What do you think of when you hear the word “fasting”? If you are like me, you almost instantly correlate fasting with going without food. When we hear a pastor or leader suggest fasting, we typically think of meals we’ll have to skip in order to hear from God. However, I am here to tell you fasting is much broader than that.
My First Experience with Fasting
When I was growing up, I participated in something called the 30 Hour Famine, a World Vision initiative that helps feed starving children all over the world. The goal was to raise funds to fight childhood hunger and then, to identify with the hungry children we were helping, we fasted from food for thirty hours. During that time, we hung out with friends, learned more about the initiative, and only consumed drinks like water and juice. The idea and the fellowship were both great. Plus, our efforts supported a worthy cause. There was just one problem: as a result of the event, my vision of fasting involved simply food; and worse than that, I didn’t focus on growing in my relationship with Jesus during the thirty-hour fast.
What’s the Purpose of Fasting?
There is a better way. Biblically fasting can mean going without a myriad of things—your phone, social media, coffee, tv, video games, reading, etc. One prominent twentieth-century minister, Dr. Martyn Lloyd-Jones, once said, “Fasting should really be made to include abstinence from anything which is legitimate in and of itself for the sake of some special spiritual purpose.”
In other words: the goal of fasting is to grow closer to God by turning our focus and trust to him rather than the thing or things we are fasting from. So, when I fast from social media, each time I think about the news or updates I am missing out on, it’s a reminder to turn to the Lord. It’s a reminder that I am satisfied in him alone. Rather than focusing on my social media feed, I should focus on what—or who—I should turn to: Jesus.
Fasting is a tool to help you understand how much you have allowed (fill in the blank) to consume you and be your god. It has everything to do with the desire of our hearts,
not just our stomach and its desires, and it creates a time for us to put on more of Jesus and put off things that get in the way of that (Eph. 4:22-24). In order to renew our minds like Paul speaks of in Ephesians, though, we must first put off the old self—the self that goes to food, media, culture, etc. for satisfaction. Fasting, then, allows us to see the ways in which we are living as people who aren’t redeemed and made new in Christ. It allows us to recenter ourselves on Christ—renew our minds and put on the new self, as Paul commends.
4 Simple Steps
So, what is it that you find yourself doing too often? What do you find yourself desiring more than Jesus? What is something that you could use a break from to more firmly root your satisfaction in Christ alone?

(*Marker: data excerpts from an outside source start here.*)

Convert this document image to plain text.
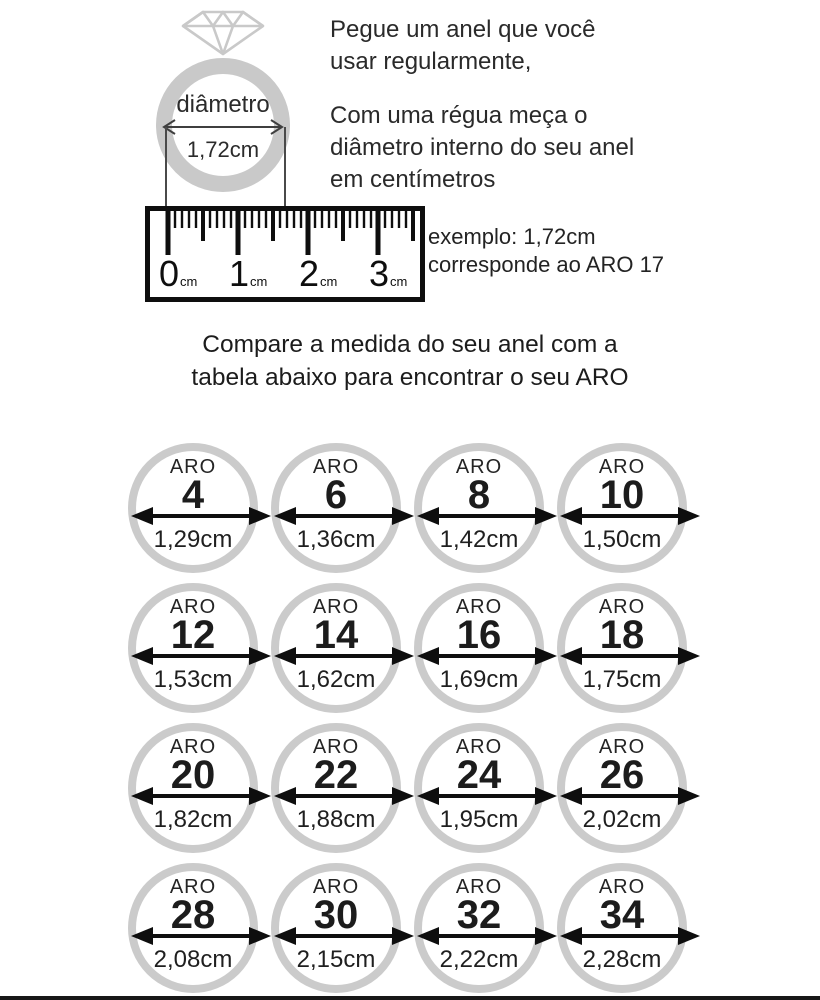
diâmetro
1,72cm
Pegue um anel que você
usar regularmente,
Com uma régua meça o
diâmetro interno do seu anel
em centímetros
0 cm 1 cm 2 cm 3 cm
exemplo: 1,72cm
corresponde ao ARO 17
Compare a medida do seu anel com a
tabela abaixo para encontrar o seu ARO
ARO
4
1,29cm
ARO
6
1,36cm
ARO
8
1,42cm
ARO
10
1,50cm
ARO
12
1,53cm
ARO
14
1,62cm
ARO
16
1,69cm
ARO
18
1,75cm
ARO
20
1,82cm
ARO
22
1,88cm
ARO
24
1,95cm
ARO
26
2,02cm
ARO
28
2,08cm
ARO
30
2,15cm
ARO
32
2,22cm
ARO
34
2,28cm
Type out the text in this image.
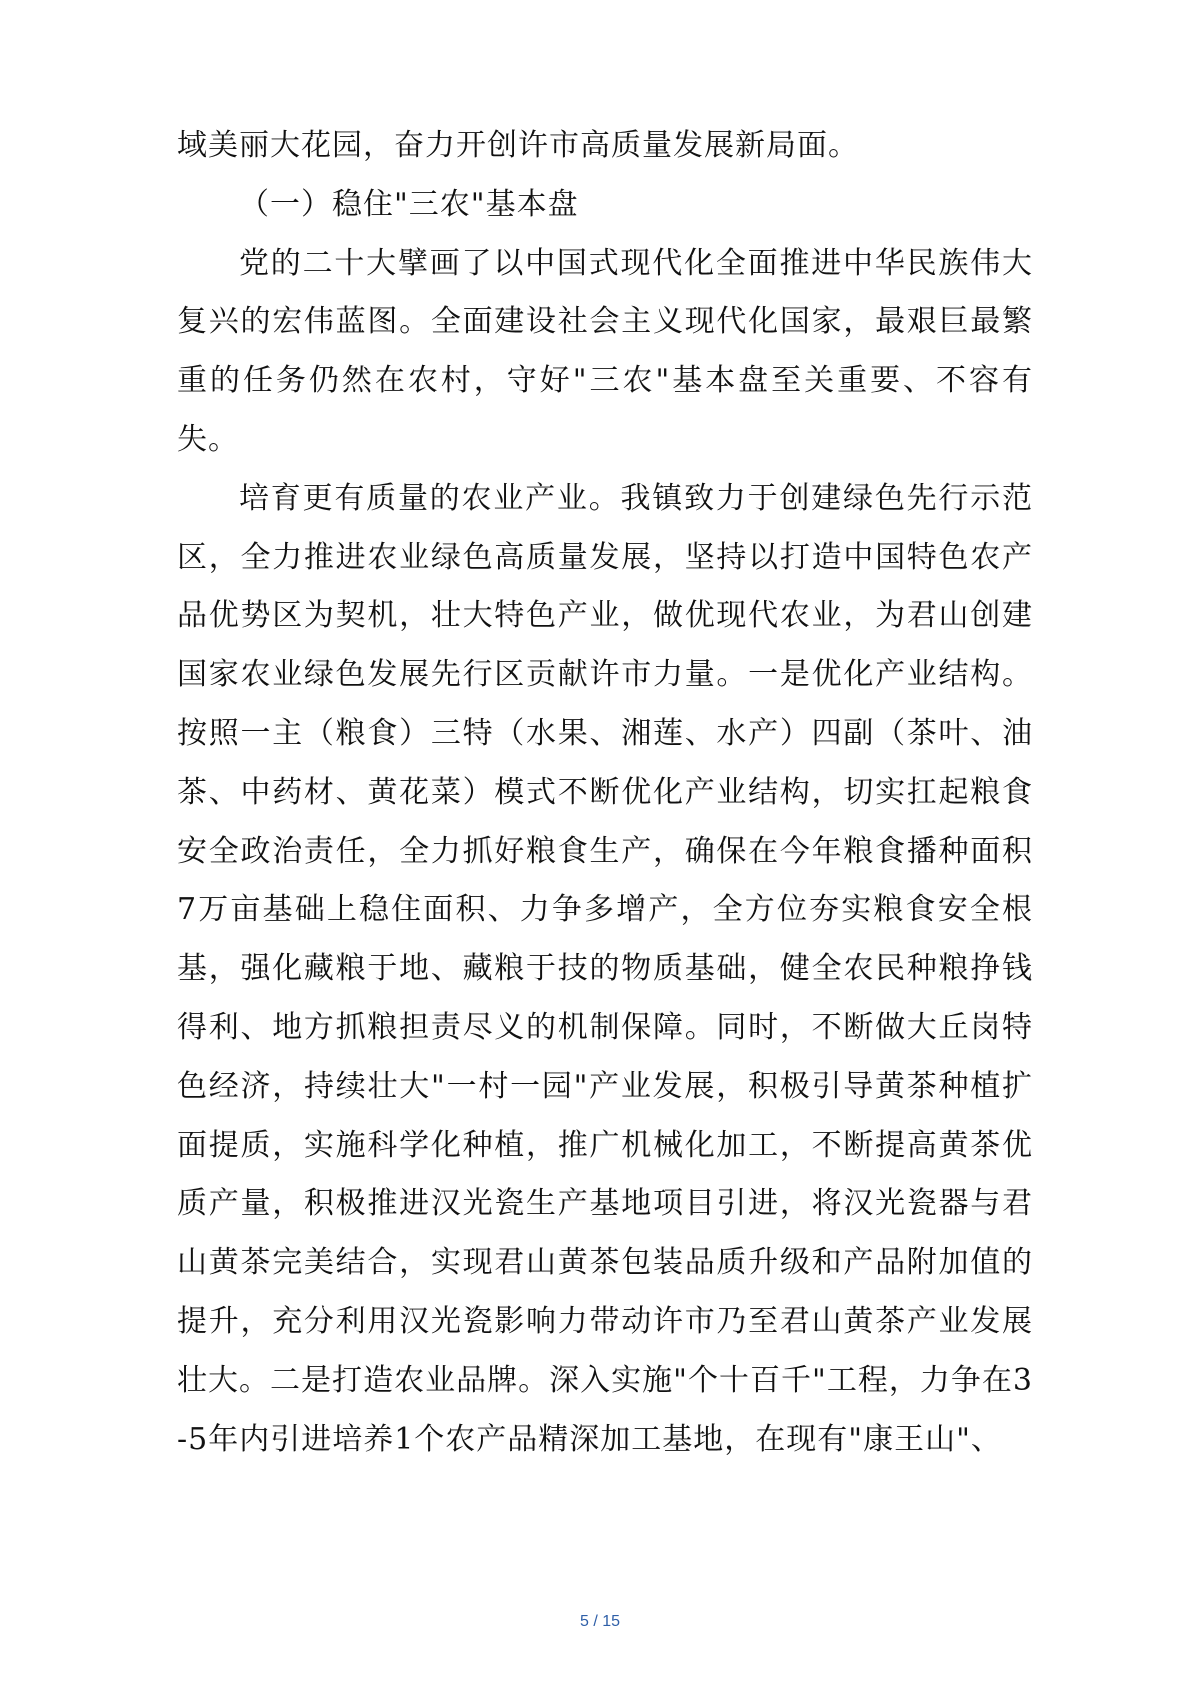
域美丽大花园，奋力开创许市高质量发展新局面。

（一）稳住"三农"基本盘

党的二十大擘画了以中国式现代化全面推进中华民族伟大复兴的宏伟蓝图。全面建设社会主义现代化国家，最艰巨最繁重的任务仍然在农村，守好"三农"基本盘至关重要、不容有失。

培育更有质量的农业产业。我镇致力于创建绿色先行示范区，全力推进农业绿色高质量发展，坚持以打造中国特色农产品优势区为契机，壮大特色产业，做优现代农业，为君山创建国家农业绿色发展先行区贡献许市力量。一是优化产业结构。按照一主（粮食）三特（水果、湘莲、水产）四副（茶叶、油茶、中药材、黄花菜）模式不断优化产业结构，切实扛起粮食安全政治责任，全力抓好粮食生产，确保在今年粮食播种面积7万亩基础上稳住面积、力争多增产，全方位夯实粮食安全根基，强化藏粮于地、藏粮于技的物质基础，健全农民种粮挣钱得利、地方抓粮担责尽义的机制保障。同时，不断做大丘岗特色经济，持续壮大"一村一园"产业发展，积极引导黄茶种植扩面提质，实施科学化种植，推广机械化加工，不断提高黄茶优质产量，积极推进汉光瓷生产基地项目引进，将汉光瓷器与君山黄茶完美结合，实现君山黄茶包装品质升级和产品附加值的提升，充分利用汉光瓷影响力带动许市乃至君山黄茶产业发展壮大。二是打造农业品牌。深入实施"个十百千"工程，力争在3-5年内引进培养1个农产品精深加工基地，在现有"康王山"、

5 / 15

Here are a few simple steps that can help you think through fasting:
- Start Small
- Set fasting goals that are achievable. Instead of thirty days, start with something small like two or three days. It does not have to be from your phone entirely, maybe the app you use the most. Set a fasting goal that you can actually accomplish.
- Plan what you will do instead
- Try different forms of fasting
- Consider fasting together with your family, Small Group, or other church members. Do you share together in some special need for God’s wisdom and guidance? Fasting does not have to be just you against your goal; it can be a communal practice.
- Don’t mind the elephant in the room
- Do not dwell on the fact that you are fasting. The goal is for you to dwell in the presence of Jesus more. To understand your need for him over anything else. Try not to focus on whatever it is that you are fasting from.